Madımak ve Başbağlar katliamları mezhep çatışması için aynı derin yapı tarafından provoke mi edildi?

04:008/07/2024, Pazartesi
G: 8/07/2024, Pazartesi
Bülent Orakoğlu

Yakın tarihimizde Sivas Madımak, Erzincan Başbağlar, Elbistan, Kırıkhan, Kahramanmaraş Çorum Malatya ve Gazi Mahallesi’nde Alevi ve Sünni vatandaşlarımız çeşitli provokasyonlarla tahrik edilerek kışkırtılarak birbirlerine düşürülmüş ve kardeş kanı akıtılmasına neden olunmuştu. Biz bu yazımızda 2 Temmuz 1993 tarihinde Sivas’ta Madımak Oteli’nde 37 kişinin yakılarak ölmesi, bu olayın ‘Alevi katliamı’ olarak nitelendirilmesi, bu olaydan sadece 3 gün sonra Erzincan Başbağlar köyünde 33 köylünün kendilerini


Yakın tarihimizde Sivas Madımak, Erzincan Başbağlar, Elbistan, Kırıkhan, Kahramanmaraş Çorum Malatya ve Gazi Mahallesi’nde Alevi ve Sünni vatandaşlarımız çeşitli provokasyonlarla tahrik edilerek kışkırtılarak birbirlerine düşürülmüş ve kardeş kanı akıtılmasına neden olunmuştu. Biz bu yazımızda 2 Temmuz 1993 tarihinde Sivas’ta Madımak Oteli’nde 37 kişinin yakılarak ölmesi, bu olayın ‘Alevi katliamı’ olarak nitelendirilmesi, bu olaydan sadece 3 gün sonra Erzincan Başbağlar köyünde 33 köylünün kendilerini PKK’lı olarak tanıtan kişilerce kurşuna dizilerek öldürülmesi, ‘Sünni katliamı’ olarak nitelendirilmesi neticesinde Alevi-Sunni vatandaşlarımızı birbirine düşman kamplara bölme ve çatıştırma amaçlı açık provokasyonları arka planları ile açıklamaya çalışacağız. Başbağlar ve Madımak katliamlarının 3 gün arayla gerçekleştirilmesi, Başbağlar katliamını gerçekleştirdikleri iddia olunan PKK terör örgütünden hiçbir teröristin bu suçtan ötürü Temmuz 2022 kadar yakalanamamış olması bu katliamların arkasında Türkiye’de kontrgerilla adı ile anılan TSK ve MİT içine sızmış yasa dışı bir örgütün varlığına işaret ediyordu. NATO bünyesindeki ülkelerde sözde sol örgütlenmelere karşı kurulan ancak daha sonraki yıllarda Türk demokrasisini darbelerle hedef alan derin illegal Gladyo yapısından söz ediyoruz.
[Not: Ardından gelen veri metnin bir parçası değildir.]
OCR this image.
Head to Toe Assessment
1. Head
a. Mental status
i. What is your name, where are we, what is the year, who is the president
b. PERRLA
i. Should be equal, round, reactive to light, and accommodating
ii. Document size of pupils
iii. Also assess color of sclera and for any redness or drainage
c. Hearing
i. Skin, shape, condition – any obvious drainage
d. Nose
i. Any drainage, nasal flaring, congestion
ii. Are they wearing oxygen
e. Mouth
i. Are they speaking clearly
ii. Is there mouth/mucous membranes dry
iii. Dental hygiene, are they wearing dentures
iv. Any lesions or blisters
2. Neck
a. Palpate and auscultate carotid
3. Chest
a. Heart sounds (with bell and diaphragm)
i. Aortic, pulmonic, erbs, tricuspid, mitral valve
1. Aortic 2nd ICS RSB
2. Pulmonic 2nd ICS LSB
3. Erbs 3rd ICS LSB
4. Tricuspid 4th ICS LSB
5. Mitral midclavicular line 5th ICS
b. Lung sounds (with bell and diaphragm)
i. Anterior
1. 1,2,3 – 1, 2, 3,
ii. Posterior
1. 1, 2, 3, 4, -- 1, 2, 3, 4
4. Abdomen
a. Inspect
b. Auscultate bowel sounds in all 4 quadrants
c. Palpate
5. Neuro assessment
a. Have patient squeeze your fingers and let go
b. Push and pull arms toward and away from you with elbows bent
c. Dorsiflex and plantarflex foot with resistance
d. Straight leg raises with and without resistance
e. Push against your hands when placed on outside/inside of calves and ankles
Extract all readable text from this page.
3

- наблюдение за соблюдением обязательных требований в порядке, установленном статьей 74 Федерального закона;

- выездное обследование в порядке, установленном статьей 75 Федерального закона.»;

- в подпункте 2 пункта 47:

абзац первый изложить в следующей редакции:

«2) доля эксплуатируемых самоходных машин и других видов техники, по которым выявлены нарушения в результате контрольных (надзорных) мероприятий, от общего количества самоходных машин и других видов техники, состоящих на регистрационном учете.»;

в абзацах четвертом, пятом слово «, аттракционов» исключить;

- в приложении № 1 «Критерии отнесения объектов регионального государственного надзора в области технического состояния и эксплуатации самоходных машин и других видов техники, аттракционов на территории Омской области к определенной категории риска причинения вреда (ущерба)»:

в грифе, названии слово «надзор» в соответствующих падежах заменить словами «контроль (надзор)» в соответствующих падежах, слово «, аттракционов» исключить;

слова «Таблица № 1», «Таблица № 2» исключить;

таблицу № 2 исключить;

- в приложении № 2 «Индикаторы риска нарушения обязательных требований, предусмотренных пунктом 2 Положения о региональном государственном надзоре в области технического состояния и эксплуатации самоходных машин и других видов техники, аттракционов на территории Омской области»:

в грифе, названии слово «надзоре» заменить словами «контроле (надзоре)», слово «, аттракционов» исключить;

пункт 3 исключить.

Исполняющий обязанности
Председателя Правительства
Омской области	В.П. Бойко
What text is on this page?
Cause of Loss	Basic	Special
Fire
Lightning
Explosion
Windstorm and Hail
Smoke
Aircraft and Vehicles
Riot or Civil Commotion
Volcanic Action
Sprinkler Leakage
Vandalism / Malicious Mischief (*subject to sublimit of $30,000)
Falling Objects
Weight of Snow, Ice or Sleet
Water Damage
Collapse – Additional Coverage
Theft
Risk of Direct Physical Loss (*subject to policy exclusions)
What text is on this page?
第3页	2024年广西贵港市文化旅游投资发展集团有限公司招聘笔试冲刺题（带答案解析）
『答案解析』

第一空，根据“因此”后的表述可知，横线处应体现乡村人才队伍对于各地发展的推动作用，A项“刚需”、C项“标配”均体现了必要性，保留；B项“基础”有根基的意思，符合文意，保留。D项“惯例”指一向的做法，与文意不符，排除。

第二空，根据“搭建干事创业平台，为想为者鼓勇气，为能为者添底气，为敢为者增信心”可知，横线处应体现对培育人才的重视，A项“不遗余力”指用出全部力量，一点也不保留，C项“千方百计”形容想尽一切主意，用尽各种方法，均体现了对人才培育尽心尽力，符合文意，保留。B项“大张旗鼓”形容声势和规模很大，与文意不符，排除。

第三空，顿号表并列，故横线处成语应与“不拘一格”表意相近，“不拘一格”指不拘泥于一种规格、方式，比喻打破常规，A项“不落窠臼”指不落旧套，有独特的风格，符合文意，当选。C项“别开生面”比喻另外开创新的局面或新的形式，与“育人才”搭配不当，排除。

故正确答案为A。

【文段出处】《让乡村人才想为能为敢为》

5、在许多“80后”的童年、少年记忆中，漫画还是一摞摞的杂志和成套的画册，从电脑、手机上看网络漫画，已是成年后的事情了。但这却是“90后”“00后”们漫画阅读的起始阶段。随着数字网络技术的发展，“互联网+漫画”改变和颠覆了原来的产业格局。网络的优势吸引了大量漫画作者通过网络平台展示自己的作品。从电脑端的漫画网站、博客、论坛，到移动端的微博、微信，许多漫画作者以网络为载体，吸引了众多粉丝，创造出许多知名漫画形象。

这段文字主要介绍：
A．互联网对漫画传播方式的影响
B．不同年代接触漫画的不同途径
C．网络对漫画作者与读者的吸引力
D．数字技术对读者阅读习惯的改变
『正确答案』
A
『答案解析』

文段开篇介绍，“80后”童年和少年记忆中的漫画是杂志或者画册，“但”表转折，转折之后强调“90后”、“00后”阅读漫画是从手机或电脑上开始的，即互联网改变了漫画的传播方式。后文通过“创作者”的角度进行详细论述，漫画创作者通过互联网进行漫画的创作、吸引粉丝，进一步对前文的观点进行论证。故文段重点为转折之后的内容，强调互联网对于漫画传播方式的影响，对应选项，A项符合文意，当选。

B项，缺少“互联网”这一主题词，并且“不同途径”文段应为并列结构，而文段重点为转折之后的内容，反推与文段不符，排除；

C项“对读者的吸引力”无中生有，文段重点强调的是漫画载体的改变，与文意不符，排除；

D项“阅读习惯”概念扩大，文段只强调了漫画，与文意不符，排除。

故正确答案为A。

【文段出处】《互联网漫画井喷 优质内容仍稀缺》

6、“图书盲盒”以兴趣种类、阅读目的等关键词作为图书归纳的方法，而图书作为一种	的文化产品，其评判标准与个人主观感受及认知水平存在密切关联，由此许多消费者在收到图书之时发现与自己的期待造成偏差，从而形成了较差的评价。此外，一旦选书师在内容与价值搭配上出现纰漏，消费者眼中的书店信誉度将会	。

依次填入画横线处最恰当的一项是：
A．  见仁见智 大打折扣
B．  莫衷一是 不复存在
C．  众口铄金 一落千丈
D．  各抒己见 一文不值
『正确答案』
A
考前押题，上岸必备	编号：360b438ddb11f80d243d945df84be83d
Ne yazık ki günümüze kadar bu senaryoları yazıp uygulayan derin yapı (Kontrgerilla) bilinmesine rağmen somut bir şekilde ortaya çıkarılamaması, Alevi kesim üzerinde geçmişten günümüze devlete bakış açısında olumsuz izler bırakmış gözüküyor. AK Parti’nin Alevi çalıştayları düzenlemesi Alevi dedeleri ve vatandaşlarımıza yönelik pozitif yaklaşımları ve yakın diyalog kurma faaliyetleri ile Alevi vatandaşlarımızın devletle ve milletle barışıp kucaklaşmasına yönelik gayretleri bile maalesef bu derin izleri tam anlamıyla silememiş görünüyor.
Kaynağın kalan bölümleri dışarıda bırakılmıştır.